What’s the easiest way to convince a bank to cancel your credit card account (other than requesting them to do so, of course)? You might think the quickest route to a cancellation would be running up a balance and failing to make payments on time. That would make sense, after all. Why would a major bank want to continue to carry someone who is showing warning signs that they may be a deadbeat?
Believe it or not, there may be an even quicker way to have an account closed. Many cardholders who don’t carry a revolving balance, who pay their annual fees and charges on time and who don’t use their cards often, if at all, are discovering that the credit card companies aren’t too happy about that financially responsible handling of credit lines. The card companies are closing the accounts of these low- or no-use customers.
Why? What could motivate a bank to cancel an account when it’s rarely used and never used irresponsibly? It’s less about the cardholder and his or her likely behavior than it is about manipulating numbers. The card companies realize that canceling lines of credit decreases their on-paper risk exposure. That helps their balance sheets and improves the numbers upon which investors and rating agencies make decisions. Even though the eliminated accounts have a low likelihood of use, the bank is still carrying potential liability as long as the cards remain usable.
There’s another reason why the credit card companies might opt to kill a quality account rather than a problematic one. Those who are carrying substantial balances and who occasionally pay less make more money for the card issuers than do those who rarely use their available credit. A shaky account may actually produce more income for the banks in the long run than a responsibly managed low use account.
It’s not about whether there’s a real risk to those banks, it’s about the bottom line numbers.
The notification laws in the US for account regulations don’t provide much help. Many cards are canceled before consumers actually receive or discover notice of the cancellations.
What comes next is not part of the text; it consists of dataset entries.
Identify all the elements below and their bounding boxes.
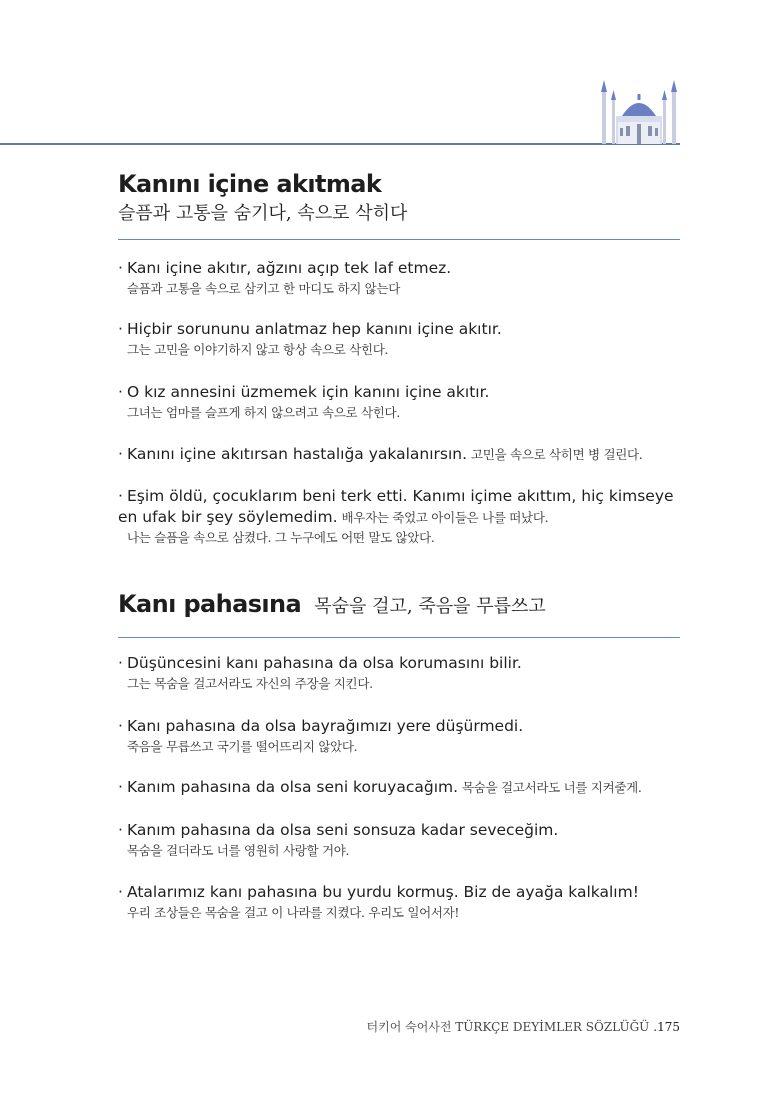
idiom-meaning: 슬픔과 고통을 숨기다, 속으로 삭히다	[118, 203, 408, 224]
example-item: · Hiçbir sorununu anlatmaz hep kanını içine akıtır. 그는 고민을 이야기하지 않고 항상 속으로 삭힌다.	[118, 319, 680, 359]
idiom-title: Kanını içine akıtmak	[118, 170, 382, 198]
example-korean: 나는 슬픔을 속으로 삼켰다. 그 누구에도 어떤 말도 않았다.	[127, 530, 435, 545]
example-korean: 우리 조상들은 목숨을 걸고 이 나라를 지켰다. 우리도 일어서자!	[127, 905, 460, 920]
example-korean: 목숨을 걸고서라도 너를 지켜줄게.	[462, 780, 642, 795]
idiom-header	[118, 170, 680, 225]
example-turkish: Hiçbir sorununu anlatmaz hep kanını içine akıtır.	[127, 320, 502, 338]
example-item: · Kanı içine akıtır, ağzını açıp tek laf etmez. 슬픔과 고통을 속으로 삼키고 한 마디도 하지 않는다	[118, 258, 680, 298]
page-footer	[367, 1018, 680, 1035]
idiom-entry	[118, 590, 680, 920]
example-turkish: Kanı içine akıtır, ağzını açıp tek laf etmez.	[127, 259, 452, 277]
example-item: · Düşüncesini kanı pahasına da olsa korumasını bilir. 그는 목숨을 걸고서라도 자신의 주장을 지킨다.	[118, 653, 680, 693]
example-turkish: Düşüncesini kanı pahasına da olsa korumasını bilir.	[127, 654, 522, 672]
example-item: · Kanını içine akıtırsan hastalığa yakalanırsın. 고민을 속으로 삭히면 병 걸린다.	[118, 445, 643, 463]
example-turkish: Kanı pahasına da olsa bayrağımızı yere düşürmedi.	[127, 717, 524, 735]
example-item: · Kanı pahasına da olsa bayrağımızı yere düşürmedi. 죽음을 무릅쓰고 국기를 떨어뜨리지 않았다.	[118, 716, 680, 756]
example-korean: 목숨을 걸더라도 너를 영원히 사랑할 거야.	[127, 843, 350, 858]
example-korean: 슬픔과 고통을 속으로 삼키고 한 마디도 하지 않는다	[127, 281, 400, 296]
example-turkish: Eşim öldü, çocuklarım beni terk etti. Kanımı içime akıttım, hiç kimseye	[127, 487, 674, 505]
example-item: · O kız annesini üzmemek için kanını içine akıtır. 그녀는 엄마를 슬프게 하지 않으려고 속으로 삭힌다.	[118, 382, 680, 422]
idiom-entry	[118, 170, 680, 545]
example-turkish: Kanını içine akıtırsan hastalığa yakalanırsın.	[127, 445, 468, 463]
example-item: · Kanım pahasına da olsa seni sonsuza kadar seveceğim. 목숨을 걸더라도 너를 영원히 사랑할 거야.	[118, 820, 680, 860]
idiom-title: Kanı pahasına	[118, 590, 302, 618]
example-turkish: O kız annesini üzmemek için kanını içine akıtır.	[127, 383, 490, 401]
idiom-meaning: 목숨을 걸고, 죽음을 무릅쓰고	[314, 596, 546, 617]
page-number: .175	[653, 1020, 680, 1034]
example-item: · Kanım pahasına da olsa seni koruyacağım. 목숨을 걸고서라도 너를 지켜줄게.	[118, 778, 642, 796]
idiom-header	[118, 590, 680, 618]
footer-title: 터키어 숙어사전 TÜRKÇE DEYİMLER SÖZLÜĞÜ	[366, 1020, 650, 1034]
mosque-icon	[598, 78, 680, 144]
example-korean: 고민을 속으로 삭히면 병 걸린다.	[471, 447, 643, 462]
header-rule	[0, 143, 680, 145]
example-turkish: Kanım pahasına da olsa seni koruyacağım.	[127, 778, 459, 796]
section-rule	[118, 239, 680, 240]
example-korean: 그는 고민을 이야기하지 않고 항상 속으로 삭힌다.	[127, 342, 389, 357]
example-korean: 죽음을 무릅쓰고 국기를 떨어뜨리지 않았다.	[127, 739, 358, 754]
example-item: · Atalarımız kanı pahasına bu yurdu kormuş. Biz de ayağa kalkalım! 우리 조상들은 목숨을 걸고 이 나라를 지켰다. 우리도 일어서자!	[118, 882, 680, 922]
example-turkish: Atalarımız kanı pahasına bu yurdu kormuş. Biz de ayağa kalkalım!	[127, 883, 639, 901]
example-turkish: en ufak bir şey söylemedim.	[118, 508, 338, 526]
example-turkish: Kanım pahasına da olsa seni sonsuza kadar seveceğim.	[127, 821, 559, 839]
example-korean: 그녀는 엄마를 슬프게 하지 않으려고 속으로 삭힌다.	[127, 405, 400, 420]
example-korean: 그는 목숨을 걸고서라도 자신의 주장을 지킨다.	[127, 676, 373, 691]
section-rule	[118, 637, 680, 638]
example-item: · Eşim öldü, çocuklarım beni terk etti. Kanımı içime akıttım, hiç kimseye en ufak bir şey söylemedim. 배우자는 죽었고 아이들은 나를 떠났다. 나는 슬픔을 속으로 삼켰다. 그 누구에도 어떤 말도 않았다.	[118, 486, 680, 547]
example-korean: 배우자는 죽었고 아이들은 나를 떠났다.	[341, 510, 549, 525]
That can lead to some uncomfortable and embarrassing moments at checkout stands. The laws governing who the companies may cancel are not particularly tight. One individual who had an account in good standing for years and whose only bad mark on her credit history was one late car payment several years earlier found that the card company used that trivial event as an excuse to close the account.
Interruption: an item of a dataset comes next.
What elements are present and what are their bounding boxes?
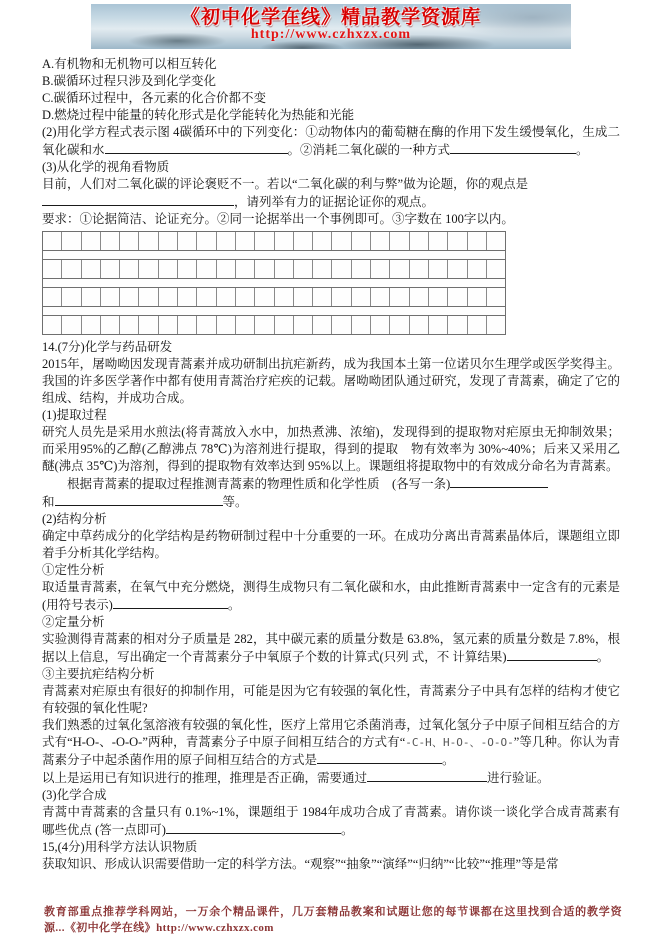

However, there are situations when account closure is legally problematic for credit card companies. The notification rules, no matter how weak they might be, must be followed. Additionally, no bank can close an account on the basis of discriminatory motives. Those who feel their accounts have been inappropriately shut down may seek appropriate redress through the Federal Trade Commission in the US. In most cases, though, the card issuer will be able to point to a justification that will clear the low hurdle set by current regulatory schemes.
If you thought the only people at risk of losing a credit card account were the scofflaws and ne’ever-do-wells who failed to pay their bills in a timely fashion and who carried balances disproportionate to their income levels, think again. Today, credit card companies are closing what most of us would think of as extremely safe accounts.